Mr Zahawi is believed to be one of the richest politicians in the House of Commons.
He first entered Parliament in 2010 as the Tory MP for Stratford-upon-Avon, Warwickshire.
He spent nearly eight years on the backbenches, gaining media attention in 2013 for claiming expenses for heating stables for his horses.
Getting his first junior minister role in the Department for Education under Theresa May in 2018, he soon rose up the ranks to become Education Secretary.
But it was when he was promoted to help lead the Government’s Covid-19 vaccine roll-out in 2020 that he rose to prominence.
Mr Zahawi was appointed chancellor by Boris Johnson last summer, hours after Rishi Sunak’s dramatic resignation, and the day before the scandal-plagued then-prime minister was forced to quit.
Questions are swirling as to whether Mr Zahawi negotiated the dispute with HMRC during his two-month stint in the job, when he was in charge of the country’s taxation.
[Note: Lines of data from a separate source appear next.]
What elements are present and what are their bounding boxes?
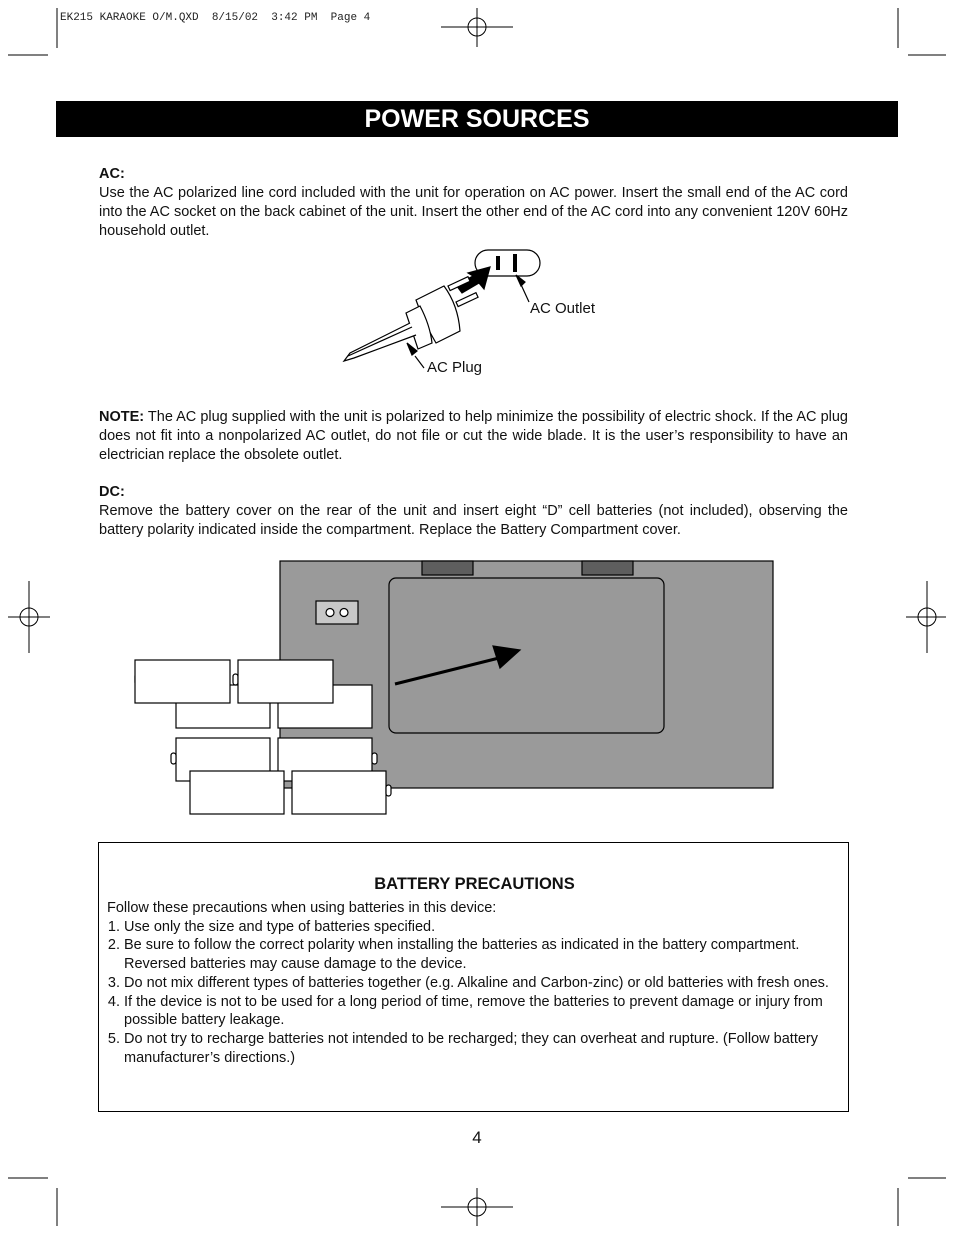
note-body: The AC plug supplied with the unit is polarized to help minimize the possibility of electric shock. If the AC plug does not fit into a nonpolarized AC outlet, do not file or cut the wide blade. It is the user’s responsibility to have an electrician replace the obsolete outlet. [99,409,848,463]
battery-compartment-illustration [125,556,780,821]
ac-heading: AC: [99,166,125,182]
crosshair-top [441,8,513,47]
ac-body: Use the AC polarized line cord included with the unit for operation on AC power. Insert the small end of the AC cord into the AC socket on the back cabinet of the unit. Insert the other end of the AC cord into any convenient 120V 60Hz household outlet. [99,185,848,239]
list-item: 3. Do not mix different types of batteries together (e.g. Alkaline and Carbon-zinc) or old batteries with fresh ones. [124,974,843,993]
list-item: 4. If the device is not to be used for a long period of time, remove the batteries to prevent damage or injury from possible battery leakage. [124,993,843,1030]
precautions-title: BATTERY PRECAUTIONS [374,875,575,893]
note-paragraph [99,408,848,465]
crosshair-left [8,581,50,653]
ac-plug-illustration [340,245,550,375]
note-label: NOTE: [99,409,145,425]
list-item: 2. Be sure to follow the correct polarity when installing the batteries as indicated in the battery compartment. Reversed batteries may cause damage to the device. [124,936,843,973]
ac-socket [316,601,358,624]
battery-precautions-box [98,842,849,1112]
page-title: POWER SOURCES [56,101,898,137]
crosshair-bottom [441,1188,513,1226]
precautions-text [107,899,843,1067]
precautions-intro: Follow these precautions when using batteries in this device: [107,900,497,916]
print-slug: EK215 KARAOKE O/M.QXD 8/15/02 3:42 PM Page 4 [60,12,371,24]
dc-heading: DC: [99,484,125,500]
battery [292,771,391,814]
ac-plug-label: AC Plug [427,359,483,376]
list-item: 1. Use only the size and type of batteries specified. [124,918,843,937]
battery [190,771,284,814]
page-number: 4 [472,1128,482,1147]
list-item: 5. Do not try to recharge batteries not intended to be recharged; they can overheat and rupture. (Follow battery manufacturer’s directions.) [124,1030,843,1067]
battery-cover [389,578,664,733]
crosshair-right [906,581,946,653]
dc-body: Remove the battery cover on the rear of the unit and insert eight “D” cell batteries (not included), observing the battery polarity indicated inside the compartment. Replace the Battery Compartment cover. [99,503,848,538]
precautions-list [107,918,843,1068]
ac-outlet-label: AC Outlet [530,300,596,317]
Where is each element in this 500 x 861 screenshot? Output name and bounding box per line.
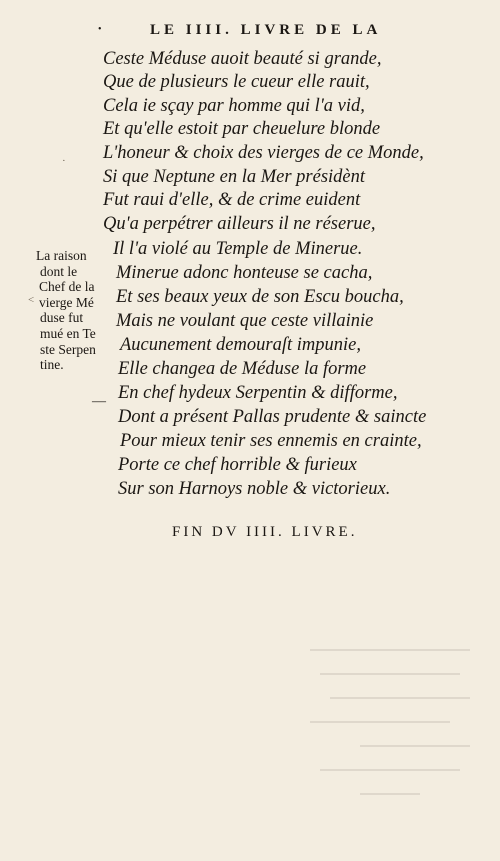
margin-note-line: vierge Mé (39, 294, 94, 310)
poem-line: Qu'a perpétrer ailleurs il ne réserue, (103, 214, 376, 234)
running-title: LE IIII. LIVRE DE LA (150, 22, 382, 38)
poem-line: Dont a présent Pallas prudente & saincte (118, 407, 427, 427)
margin-note-line: tine. (40, 357, 64, 373)
poem-line: Que de plusieurs le cueur elle rauit, (103, 72, 370, 92)
margin-note-line: duse fut (40, 310, 84, 326)
printer-mark: ˂ (28, 294, 35, 306)
margin-note-line: mué en Te (40, 325, 96, 341)
poem-line: Aucunement demouraſt impunie, (120, 335, 361, 355)
margin-note-line: La raison (36, 248, 87, 263)
poem-line: Cela ie sçay par homme qui l'a vid, (103, 96, 365, 116)
poem-line: L'honeur & choix des vierges de ce Monde, (103, 143, 424, 163)
margin-note-line: ste Serpen (40, 341, 96, 357)
header-bullet: • (98, 24, 102, 35)
poem-line: Il l'a violé au Temple de Minerue. (113, 239, 363, 259)
margin-note-line: dont le (40, 263, 78, 279)
poem-line: Si que Neptune en la Mer présidènt (103, 167, 366, 187)
poem-line: Et ses beaux yeux de son Escu boucha, (116, 287, 404, 307)
margin-dash: — (92, 394, 106, 409)
poem-line: Ceste Méduse auoit beauté si grande, (103, 49, 382, 69)
poem-line: Fut raui d'elle, & de crime euident (103, 190, 361, 210)
poem-line: Porte ce chef horrible & furieux (118, 455, 357, 475)
poem-line: Minerue adonc honteuse se cacha, (116, 263, 373, 283)
closing-line: FIN DV IIII. LIVRE. (172, 524, 358, 540)
poem-line: Elle changea de Méduse la forme (118, 359, 367, 379)
margin-note-line: Chef de la (39, 279, 95, 295)
poem-line: Mais ne voulant que ceste villainie (116, 311, 374, 331)
poem-line: Pour mieux tenir ses ennemis en crainte, (120, 431, 422, 451)
poem-line: Sur son Harnoys noble & victorieux. (118, 479, 391, 499)
printer-mark: · (62, 155, 66, 167)
poem-line: En chef hydeux Serpentin & difforme, (118, 383, 398, 403)
poem-line: Et qu'elle estoit par cheuelure blonde (103, 119, 381, 139)
margin-note (36, 248, 112, 373)
bleed-through (300, 630, 480, 830)
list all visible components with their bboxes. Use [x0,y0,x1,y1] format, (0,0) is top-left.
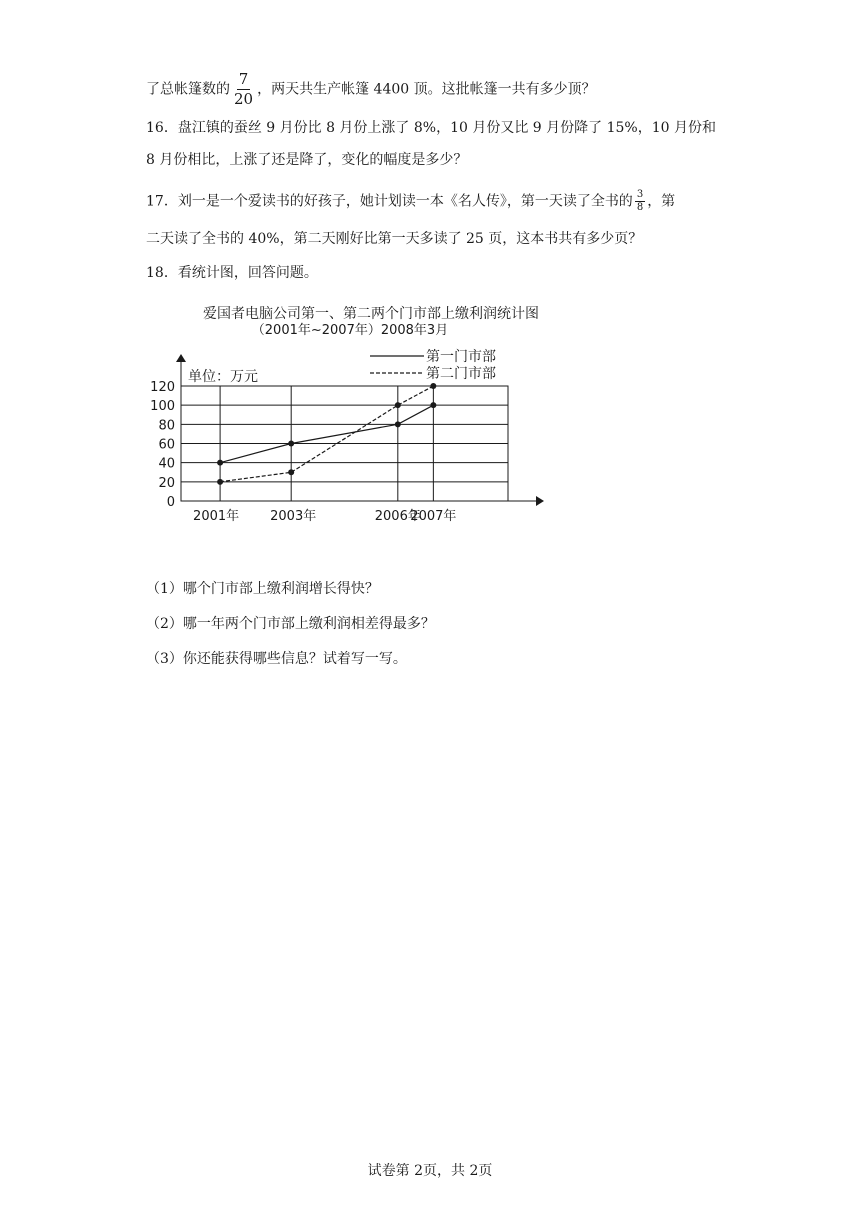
data-point-series-2 [288,469,294,475]
q17-line2: 二天读了全书的 40%，第二天刚好比第一天多读了 25 页，这本书共有多少页？ [146,231,643,247]
q18-sub2: （2）哪一年两个门市部上缴利润相差得最多？ [146,616,435,632]
page-footer: 试卷第 2页，共 2页 [367,1163,493,1179]
q17-fraction-numerator: 3 [636,189,644,200]
legend-label-2: 第二门市部 [426,366,496,382]
data-point-series-1 [430,402,436,408]
y-tick-label: 40 [158,456,175,472]
y-tick-label: 120 [150,380,175,395]
data-point-series-1 [288,441,294,447]
q17-suffix: ，第 [647,193,676,210]
legend-label-1: 第一门市部 [426,349,496,365]
chart-series [217,383,436,485]
y-tick-label: 20 [158,475,175,491]
q17-fraction [635,190,645,213]
x-tick-label: 2001年 [193,509,240,524]
q15-suffix: ，两天共生产帐篷 4400 顶。这批帐篷一共有多少顶？ [257,81,596,98]
q15-fraction-numerator: 7 [238,70,249,88]
chart-legend [370,349,496,382]
q17-fraction-denominator: 8 [636,202,644,213]
y-tick-label: 0 [166,495,175,510]
q17-prefix: 17．刘一是一个爱读书的好孩子，她计划读一本《名人传》，第一天读了全书的 [146,193,633,210]
chart-unit-label: 单位：万元 [188,369,258,385]
data-point-series-1 [395,421,401,427]
x-axis-arrow [536,496,544,506]
y-axis-arrow [176,354,186,362]
data-point-series-2 [217,479,223,485]
data-point-series-2 [430,383,436,389]
data-point-series-1 [217,460,223,466]
q18-sub1: （1）哪个门市部上缴利润增长得快？ [146,581,379,597]
q15-prefix: 了总帐篷数的 [146,81,230,98]
chart-title: 爱国者电脑公司第一、第二两个门市部上缴利润统计图 [203,306,539,322]
q17-line1 [146,190,675,213]
chart-subtitle: （2001年~2007年）2008年3月 [251,323,449,338]
q15-fraction-denominator: 20 [234,90,254,108]
y-tick-label: 60 [158,437,175,453]
q16-line2: 8 月份相比，上涨了还是降了，变化的幅度是多少？ [146,152,468,168]
x-tick-label: 2006年 [374,509,421,524]
q15-tail-line [146,72,596,107]
profit-line-chart [148,298,548,530]
series-line-2 [220,386,433,482]
x-tick-label: 2007年 [410,509,457,524]
y-tick-label: 80 [158,418,175,434]
q18-sub3: （3）你还能获得哪些信息？试着写一写。 [146,651,407,667]
q15-fraction [232,72,255,107]
q18-heading: 18．看统计图，回答问题。 [146,265,318,281]
y-tick-label: 100 [150,399,175,415]
series-line-1 [220,405,433,463]
x-tick-label: 2003年 [270,509,317,524]
chart-grid [181,386,508,501]
q16-line1: 16．盘江镇的蚕丝 9 月份比 8 月份上涨了 8%，10 月份又比 9 月份降了 15%，10 月份和 [146,120,716,136]
data-point-series-2 [395,402,401,408]
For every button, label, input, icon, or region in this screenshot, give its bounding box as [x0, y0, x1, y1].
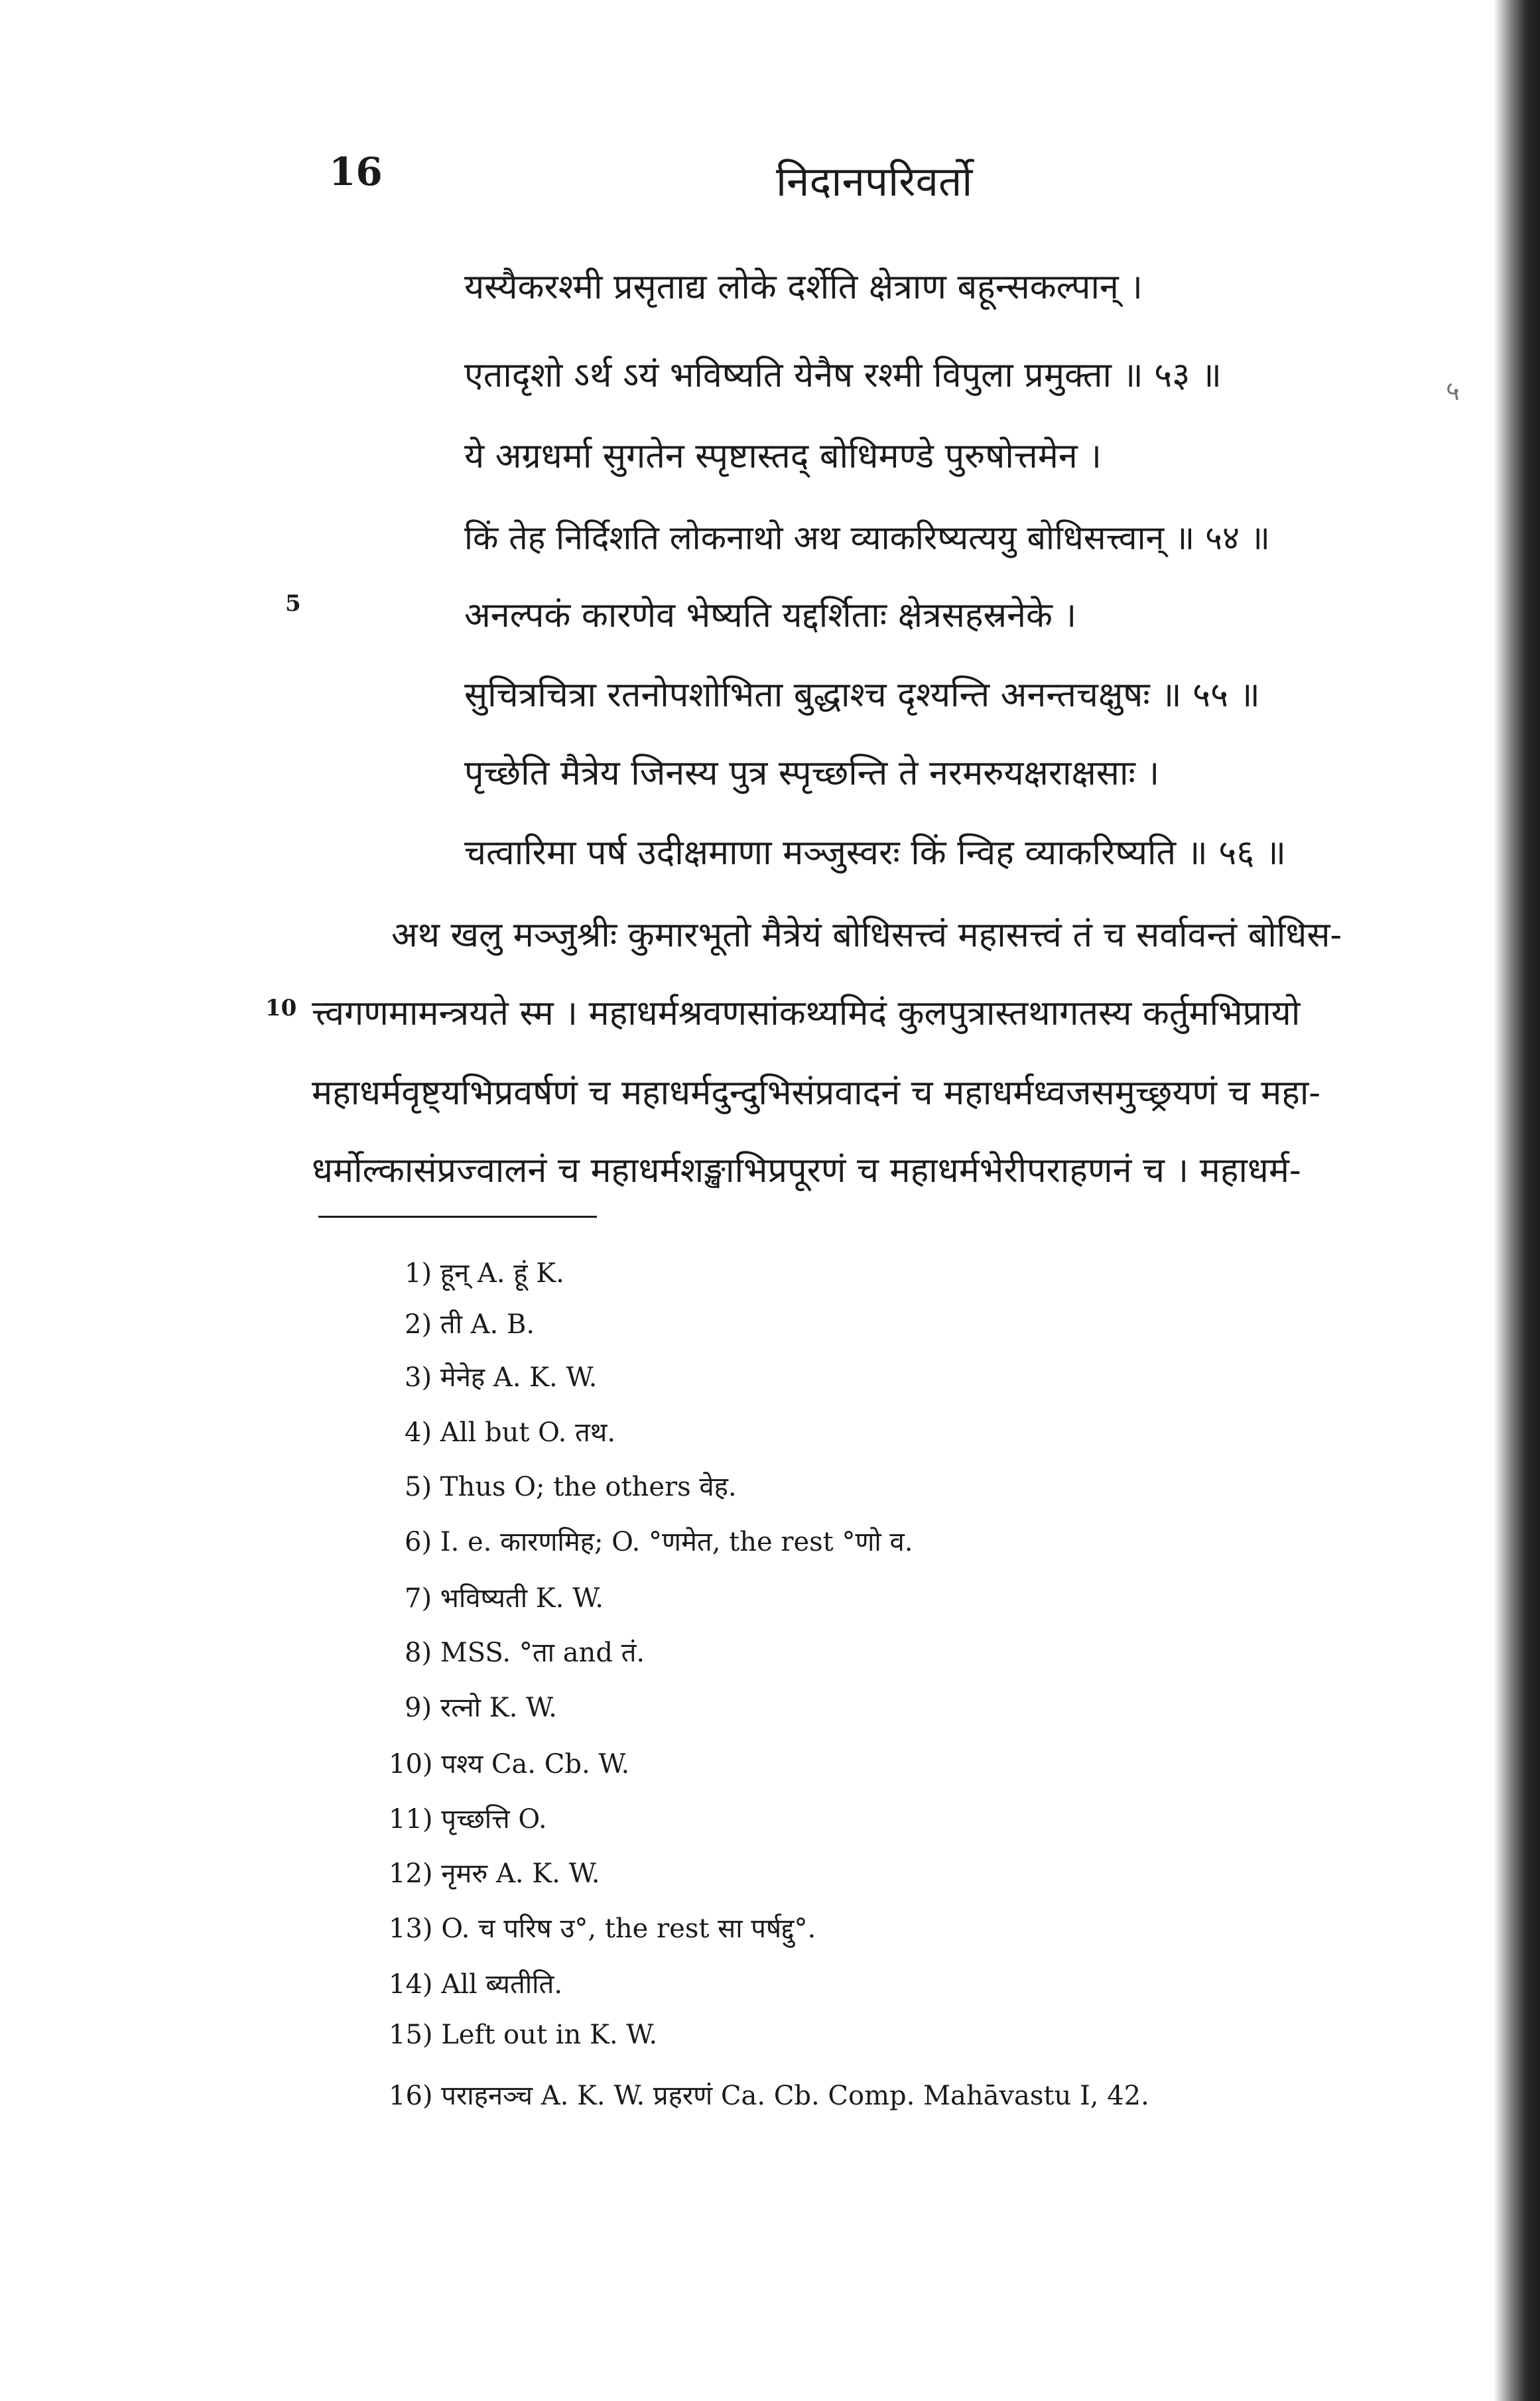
verse-line: सुचित्रचित्रा रतनोपशोभिता बुद्धाश्च दृश्यन्ति अनन्तचक्षुषः ॥ ५५ ॥	[464, 675, 1260, 715]
verse-line: ये अग्रधर्मा सुगतेन स्पृष्टास्तद् बोधिमण्डे पुरुषोत्तमेन ।	[464, 436, 1102, 476]
prose-line: अथ खलु मञ्जुश्रीः कुमारभूतो मैत्रेयं बोधिसत्त्वं महासत्त्वं तं च सर्वावन्तं बोधिस-	[391, 915, 1342, 955]
verse-line: एतादृशो ऽर्थ ऽयं भविष्यति येनैष रश्मी विपुला प्रमुक्ता ॥ ५३ ॥	[464, 356, 1222, 395]
running-title: निदानपरिवर्तो	[776, 157, 973, 206]
footnote: 6) I. e. कारणमिह; O. °णमेत, the rest °णो व.	[405, 1527, 913, 1557]
footnote: 14) All ब्यतीति.	[389, 1969, 563, 2000]
page-number: 16	[329, 149, 383, 194]
margin-note: ५	[1446, 376, 1460, 407]
footnote: 7) भविष्यती K. W.	[405, 1583, 604, 1614]
line-number-5: 5	[285, 590, 301, 617]
prose-line: महाधर्मवृष्ट्यभिप्रवर्षणं च महाधर्मदुन्दुभिसंप्रवादनं च महाधर्मध्वजसमुच्छ्रयणं च महा-	[312, 1073, 1320, 1113]
line-number-10: 10	[265, 995, 297, 1021]
footnote: 3) मेनेह A. K. W.	[405, 1362, 598, 1393]
verse-line: यस्यैकरश्मी प्रसृताद्य लोके दर्शेति क्षेत्राण बहून्सकल्पान् ।	[464, 267, 1143, 307]
footnote: 16) पराहनञ्च A. K. W. प्रहरणं Ca. Cb. Comp. Mahāvastu I, 42.	[389, 2081, 1149, 2111]
footnote: 4) All but O. तथ.	[405, 1417, 616, 1448]
verse-line: चत्वारिमा पर्ष उदीक्षमाणा मञ्जुस्वरः किं न्विह व्याकरिष्यति ॥ ५६ ॥	[464, 833, 1287, 873]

He made a doomed attempt to replace Mr Johnson in the Tory leadership race.
When Liz Truss emerged victorious, she appointed Mr Zahawi Chancellor of the Duchy of Lancaster.
After her premiership imploded, Mr Zahawi initially announced he would be backing Mr Johnson to return as PM, before switching allegiance to Mr Sunak on the same day, after the former leader said he would not be entering the contest.
Mr Sunak is now facing questions over how much he knew about Mr Zahawi’s tax affairs when he brought him into his Cabinet, as minister without portfolio in the Cabinet Office and Conservative party chairman.